Central is one of the most impacted cities. Is Cassia sick? We never knew if she was immune to the red tablet. I don’t think that she is.
And why is the Plague in so many places? The largest cities, all sick at the same time? Shouldn’t it take longer to spread, instead of exploding everywhere at once?
That’s a question for Xander. I wish I could ask him.
Indie glances over at me. “No,” she says. She knows what I want to do. She knows that I want to try to get to Cassia anyway.
She’s right. That is what I want to do. And if it were me by myself, I’d risk it. I’d try to outrun the Rising.
But it’s not just me.
“Many of you,” the Pilot says, “have been paired with someone you know. This was intentional. We knew it would be difficult for those of you who still have loved ones within the Society to resist taking the cure to your family and friends. We cannot compromise the efficiency of this mission, and we will need to bring you down should you try to deviate from your assigned course.”
The Rising is smart. They’ve matched me with the one person in camp I care about. Which goes to show that caring about anyone leaves you vulnerable. I’ve known this for years but I still can’t stop.
“We have an adequate supply of the cure,” the Pilot says. “We do not have a surplus. Please don’t waste the resources many have sacrificed to provide.”
It’s so calculated—the way they paired us up, the way they’ve made just enough of the cure. “This sounds like the Society,” I say out loud.
“We are not the Society,” the Pilot says, “but we recognize that we have to save people before we can free them.”

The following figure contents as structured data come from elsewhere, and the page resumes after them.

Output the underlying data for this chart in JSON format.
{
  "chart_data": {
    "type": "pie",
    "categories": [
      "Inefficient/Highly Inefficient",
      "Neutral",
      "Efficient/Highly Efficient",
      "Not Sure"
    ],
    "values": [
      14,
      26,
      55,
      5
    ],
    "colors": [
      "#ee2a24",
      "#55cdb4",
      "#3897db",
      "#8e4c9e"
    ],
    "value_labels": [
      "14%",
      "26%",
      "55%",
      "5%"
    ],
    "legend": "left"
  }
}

Indie and I stare at each other. Did the Pilot answer me? Indie covers her mouth with her hand and I find myself, inexplicably, trying not to laugh.
“The Society built barricades and walls in order to try and contain the illness,” the Pilot says. “They’ve isolated people in quarantine in the medical centers and then, when space ran out, in government buildings.

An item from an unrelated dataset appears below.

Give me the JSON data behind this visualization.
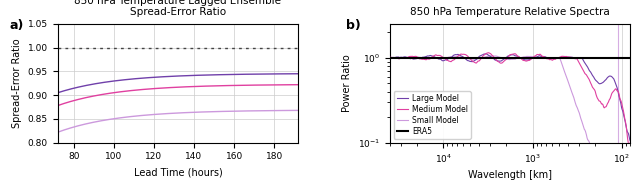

“These past few days have been a turning point. We confirmed that the numbers of those fallen ill have reached a critical mass. Tonight, Match Banquets all across the Society fell apart, from Camas to Central and beyond. The Society kept trying to reconfigure the data, right up until the last moment, but they could not keep up. We infiltrated the sorting centers to accelerate the problem. It wasn’t difficult to throw the Matching into disarray. There were silver boxes with no microcards and blank screens without Matches all across the Provinces.